NASCAR opens school for fast learners
Tuesday, May 21, 2002
By Jenna Fryer ~ The Associated Press
MOORESVILLE, N.C. -- NASCAR continued its rapid expansion Monday at the grand opening of a school designed to specifically train mechanics and help them break into auto racing.
The NASCAR Technical Institute is a sparkling 146,000-square foot training facility located on 19 acres in the heart of NASCAR country. The school is capable of training 1,900 students a day and ready them for jobs in auto racing.
The school offers two programs -- one lasts 57 weeks, the other lasts 69 -- and consists of traditional technology training, as well as NASCAR specific training.
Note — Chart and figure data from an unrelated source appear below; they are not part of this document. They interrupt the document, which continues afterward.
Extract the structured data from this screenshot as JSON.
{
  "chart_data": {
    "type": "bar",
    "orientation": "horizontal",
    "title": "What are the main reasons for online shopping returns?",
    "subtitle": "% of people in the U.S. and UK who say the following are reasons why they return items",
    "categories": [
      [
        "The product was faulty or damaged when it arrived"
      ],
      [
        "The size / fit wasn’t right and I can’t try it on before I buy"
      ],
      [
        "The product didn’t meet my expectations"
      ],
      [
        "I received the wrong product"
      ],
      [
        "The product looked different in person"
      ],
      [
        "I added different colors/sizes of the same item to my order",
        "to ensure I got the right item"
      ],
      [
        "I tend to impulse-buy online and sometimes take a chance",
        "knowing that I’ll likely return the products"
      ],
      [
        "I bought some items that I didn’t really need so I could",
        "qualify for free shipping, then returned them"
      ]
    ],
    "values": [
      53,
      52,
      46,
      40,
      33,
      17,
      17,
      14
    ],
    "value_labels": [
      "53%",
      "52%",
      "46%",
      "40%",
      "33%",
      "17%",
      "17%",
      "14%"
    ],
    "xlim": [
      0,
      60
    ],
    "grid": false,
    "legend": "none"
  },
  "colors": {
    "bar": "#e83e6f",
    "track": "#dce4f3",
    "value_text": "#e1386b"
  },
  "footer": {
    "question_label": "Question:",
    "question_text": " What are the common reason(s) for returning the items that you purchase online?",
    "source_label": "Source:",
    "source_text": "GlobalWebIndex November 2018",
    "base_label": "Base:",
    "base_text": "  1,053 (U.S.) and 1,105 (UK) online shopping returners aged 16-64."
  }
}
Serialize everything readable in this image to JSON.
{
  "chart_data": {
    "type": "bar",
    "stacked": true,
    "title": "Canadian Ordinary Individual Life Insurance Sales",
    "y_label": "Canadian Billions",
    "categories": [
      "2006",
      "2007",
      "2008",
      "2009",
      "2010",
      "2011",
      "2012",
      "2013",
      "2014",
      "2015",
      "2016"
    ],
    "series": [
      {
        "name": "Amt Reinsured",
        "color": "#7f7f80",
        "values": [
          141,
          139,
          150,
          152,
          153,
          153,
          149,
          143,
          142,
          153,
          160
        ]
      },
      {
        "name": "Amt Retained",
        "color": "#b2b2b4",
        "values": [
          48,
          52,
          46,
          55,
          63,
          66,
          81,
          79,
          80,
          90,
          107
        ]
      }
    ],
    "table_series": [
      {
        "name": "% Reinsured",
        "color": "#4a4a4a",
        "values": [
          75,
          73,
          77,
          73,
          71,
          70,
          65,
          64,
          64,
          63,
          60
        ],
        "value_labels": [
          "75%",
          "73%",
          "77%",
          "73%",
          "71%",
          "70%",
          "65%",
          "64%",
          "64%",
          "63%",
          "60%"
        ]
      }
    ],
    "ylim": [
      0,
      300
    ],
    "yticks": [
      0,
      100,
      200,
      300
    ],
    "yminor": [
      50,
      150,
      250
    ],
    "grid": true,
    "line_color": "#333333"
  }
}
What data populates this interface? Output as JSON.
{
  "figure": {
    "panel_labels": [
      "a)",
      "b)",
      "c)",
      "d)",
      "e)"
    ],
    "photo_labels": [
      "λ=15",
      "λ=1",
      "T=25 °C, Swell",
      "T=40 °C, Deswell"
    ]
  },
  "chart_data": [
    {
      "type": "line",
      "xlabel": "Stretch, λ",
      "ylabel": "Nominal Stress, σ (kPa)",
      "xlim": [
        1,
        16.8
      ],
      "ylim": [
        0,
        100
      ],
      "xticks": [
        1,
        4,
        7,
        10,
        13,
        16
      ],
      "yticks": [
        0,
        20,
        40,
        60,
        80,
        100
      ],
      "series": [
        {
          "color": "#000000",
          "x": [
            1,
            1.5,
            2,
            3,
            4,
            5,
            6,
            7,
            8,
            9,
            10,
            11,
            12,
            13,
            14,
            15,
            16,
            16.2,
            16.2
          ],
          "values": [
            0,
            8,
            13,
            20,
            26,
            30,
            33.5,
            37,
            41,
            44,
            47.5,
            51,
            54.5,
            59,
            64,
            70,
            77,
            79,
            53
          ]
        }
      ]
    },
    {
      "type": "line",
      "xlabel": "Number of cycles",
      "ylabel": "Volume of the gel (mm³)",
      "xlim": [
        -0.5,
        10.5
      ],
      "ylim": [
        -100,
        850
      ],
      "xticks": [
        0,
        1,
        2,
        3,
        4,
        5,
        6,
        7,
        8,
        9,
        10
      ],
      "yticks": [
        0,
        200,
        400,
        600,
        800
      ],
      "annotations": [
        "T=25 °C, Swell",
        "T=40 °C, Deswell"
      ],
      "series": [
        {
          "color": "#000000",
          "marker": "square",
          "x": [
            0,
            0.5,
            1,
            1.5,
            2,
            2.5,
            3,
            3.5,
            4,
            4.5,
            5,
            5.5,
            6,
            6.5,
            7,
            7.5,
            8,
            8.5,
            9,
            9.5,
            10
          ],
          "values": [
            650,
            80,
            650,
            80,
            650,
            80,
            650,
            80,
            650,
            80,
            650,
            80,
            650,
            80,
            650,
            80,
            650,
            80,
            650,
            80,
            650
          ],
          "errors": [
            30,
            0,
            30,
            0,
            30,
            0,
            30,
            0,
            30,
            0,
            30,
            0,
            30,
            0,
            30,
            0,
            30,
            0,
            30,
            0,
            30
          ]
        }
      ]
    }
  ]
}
Tuition starts at $24,350 and the first session begins July 1.
"This is a terrific opportunity to get the education needed to participate in our sport," said Winston Cup crew chief Ryan Pemberton.
"We have a need for good people, everyone in our sport always does. It's just a matter of finding them."
Pemberton was fortunate to get his start in the business, convincing older brother Robin Pemberton to let him hang around the shop and do odd jobs during Robin's early days as a crew chief. He learned from watching and said students who graduate from NTI will have an even greater advantage.
"I'm not a good example because I had a brother in the business," he said. "But so many people in this sport try so hard just to get a job sweeping in the shop so they can just get in the door. With this school, a degree from here might help guys skip right over the broom."
NASCAR teamed with Universal Technical Institute to build the school, which requires only a high school degree or a General Equivalency Diploma and has an age requirement of at least 18 years old.
Coursework includes engine construction, electrical, fuel and lubrication systems, drive trains, body and chassis fabrication and racing theory principles. Students will also learn the history and rules and regulations of NASCAR.
Graduates are expected to easily find work, whether its with a race team, a car dealership or a garage.
"What we found with other UTI schools is that the graduates all get jobs," said Gary Nelson, managing director of Winston Cup competition.
"A lot of people have an interest in this, but to actually complete the course shows an enthusiasm and commitment that we look for. If they make it through the course, they should be pretty good."
Nelson envisions graduates landing jobs ranging from mechanics, tire changers, engine builders and even NASCAR officials.
That there's a need for such a school shows how much the auto racing industry has grown since its early days. Crew members are usually educated and are capable of doing everything from building an engine to adjusting shocks and springs.
And with the competitive nature of the sport, top level employees are in constant demand. Plus, the sport now relies heavily on computers and specialized programs to improve the cars and overall racing programs.
Finding people who can fit in isn't always easy and NASCAR recognized that in forming the Technical Institute.
"It's exciting, because we're preparing for the future with this school," said NASCAR president Mike Helton. "We're training prospective team members and crew chiefs and mechanics and helping them get into our sport and lead us."